What Webinars Must Do Now
To win in this new era, webinar creators should embed these shifts into every stage of planning and execution:
- Focus on Value, Not Chasing Numbers
- Design webinars where every minute gives something useful.
- Don’t aim for huge turnout first; aim for high trust and action.
- Authentic Interaction
- Use live Q&A, polls, real stories. Let people feel heard.
- Show behind-the-scenes or human moments, imperfection builds trust.
- Short Wins + Long Play
- Deliver quick, valuable content early (first 5-10 minutes hook)
- Use on-demand content so people can revisit, extending the life of your event
- Retention & Follow-Through
- Track who watches replays, who engages, what parts they replay
- Use follow-up content, not just “thanks for coming,” but “here are your next steps”
- Metrics That Matter
- Move beyond raw registrations; count engagements, follow-ups, conversions
- Assess audience sentiment, retention rates, repeat attendance
Real-World Example
Imagine two companies both hosting webinars:
- Company A focuses only on driving registrations via flashy ads.
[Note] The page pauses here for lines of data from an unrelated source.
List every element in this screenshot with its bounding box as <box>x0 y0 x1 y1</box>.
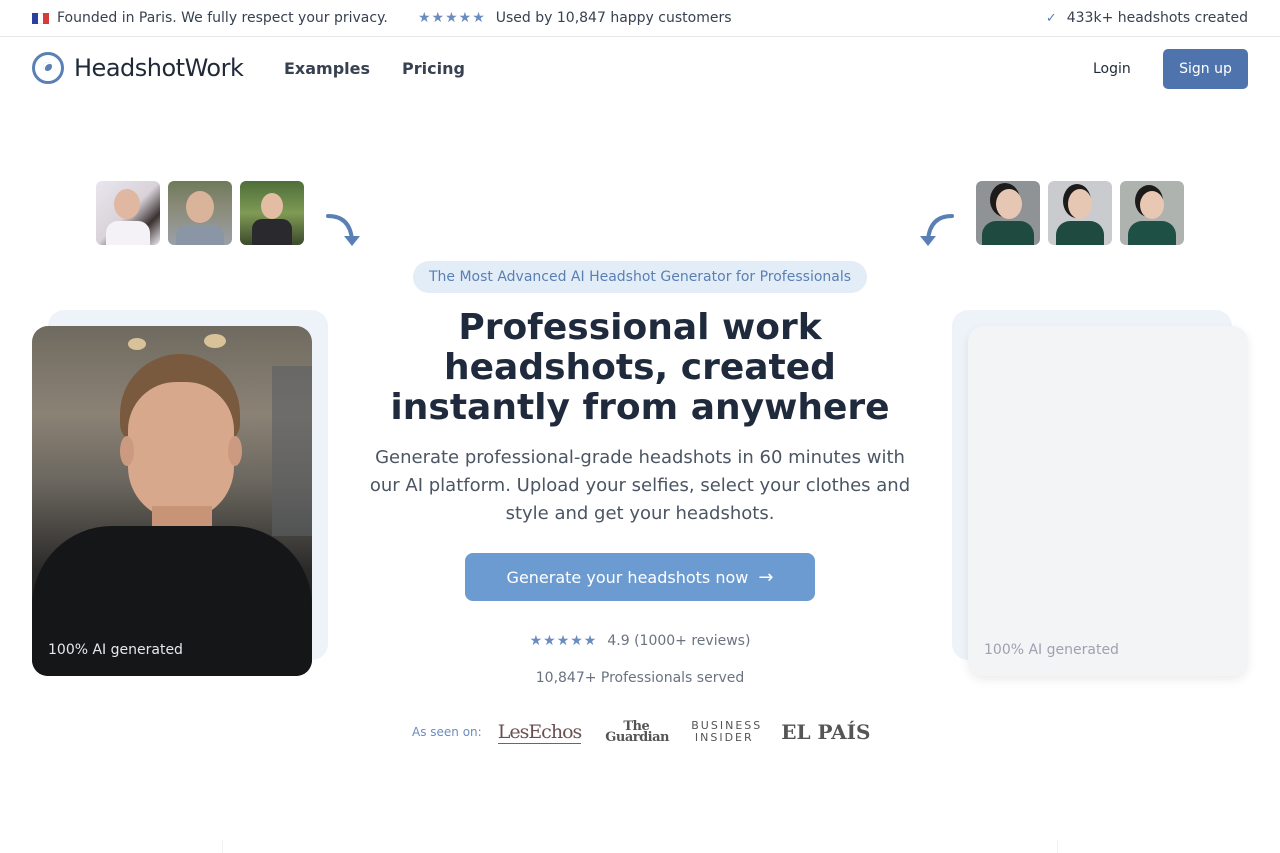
rating-text: 4.9 (1000+ reviews) <box>607 633 751 649</box>
nav-link-pricing[interactable]: Pricing <box>402 59 465 78</box>
logo[interactable]: HeadshotWork <box>32 52 244 84</box>
rating-stars-icon: ★★★★★ <box>529 633 598 649</box>
curved-arrow-icon <box>920 214 954 246</box>
logo-text: HeadshotWork <box>74 54 244 82</box>
customers-notice: ★★★★★ Used by 10,847 happy customers <box>418 10 732 26</box>
cta-label: Generate your headshots now <box>506 567 749 587</box>
the-guardian-logo: The Guardian <box>605 719 669 745</box>
hero-badge: The Most Advanced AI Headshot Generator … <box>413 261 867 293</box>
curved-arrow-icon <box>326 214 360 246</box>
headshots-text: 433k+ headshots created <box>1066 10 1248 26</box>
headshot-thumbnail <box>1048 181 1112 245</box>
business-insider-logo: BUSINESS INSIDER <box>691 719 763 744</box>
signup-button[interactable]: Sign up <box>1163 49 1248 89</box>
hero-subtitle: Generate professional-grade headshots in… <box>369 447 911 524</box>
selfie-thumbnail <box>240 181 304 245</box>
check-icon: ✓ <box>1045 10 1057 26</box>
france-flag-icon <box>32 12 50 24</box>
divider <box>1057 840 1058 853</box>
divider <box>222 840 223 853</box>
example-headshot-card: 100% AI generated <box>968 326 1248 676</box>
generate-headshots-button[interactable]: Generate your headshots now → <box>465 553 815 601</box>
privacy-text: Founded in Paris. We fully respect your … <box>57 10 388 26</box>
headshot-thumbnail <box>1120 181 1184 245</box>
login-link[interactable]: Login <box>1093 61 1131 77</box>
rating-stars-icon: ★★★★★ <box>418 10 486 26</box>
ai-generated-label: 100% AI generated <box>984 642 1119 658</box>
headline-line: Professional work <box>458 307 822 348</box>
main-nav: HeadshotWork Examples Pricing Login Sign… <box>0 37 1280 101</box>
el-pais-logo: EL PAÍS <box>781 720 871 744</box>
ai-generated-label: 100% AI generated <box>48 642 183 658</box>
arrow-right-icon: → <box>758 566 774 588</box>
selfie-thumbnail <box>168 181 232 245</box>
page-title: Professional work headshots, created ins… <box>370 308 910 428</box>
headline-line: headshots, created <box>444 347 836 388</box>
as-seen-on-label: As seen on: <box>412 725 482 739</box>
les-echos-logo: LesEchos <box>497 720 582 744</box>
nav-link-examples[interactable]: Examples <box>284 59 370 78</box>
announcement-bar: Founded in Paris. We fully respect your … <box>0 0 1280 37</box>
headline-line: instantly from anywhere <box>390 387 890 428</box>
nav-links: Examples Pricing <box>284 59 465 78</box>
headshot-thumbnail <box>976 181 1040 245</box>
logo-icon <box>32 52 64 84</box>
before-photos <box>96 181 304 245</box>
customers-text: Used by 10,847 happy customers <box>495 10 732 26</box>
press-logos: As seen on: LesEchos The Guardian BUSINE… <box>412 718 894 746</box>
selfie-thumbnail <box>96 181 160 245</box>
headshots-count: ✓ 433k+ headshots created <box>1046 10 1248 26</box>
privacy-notice: Founded in Paris. We fully respect your … <box>32 10 388 26</box>
after-photos <box>976 181 1184 245</box>
example-headshot-card: 100% AI generated <box>32 326 312 676</box>
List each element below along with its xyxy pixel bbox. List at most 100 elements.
They get 5,000 live viewers, but most drop off early, barely interact, and only 10% watch replay.
- Company B uses a smaller promotion strategy, builds a very specific hook, engages actively during the event (polls, stories, participation), ensures there’s a compelling reason to follow-up. They may get 1,000 live viewers, but 50% stay throughout, 60% replay, and 30% convert.
Which one do you think builds real relationships and ROI? Probably Company B.
Why This Matters for Corporate Webinar Teams
For corporates in the Netherlands (or elsewhere), the shift from “following” to “value + trust + action” means:
- You don’t need the biggest audience. You need the right audience.
- Every webinar should be part of a broader content ecosystem (on-demand, internal shares, follow-up).
- You can stand out by being honest, focused, useful, not just polished.
- You’ll see better returns, not just in numbers, but in engagement, loyalty, and real business impact.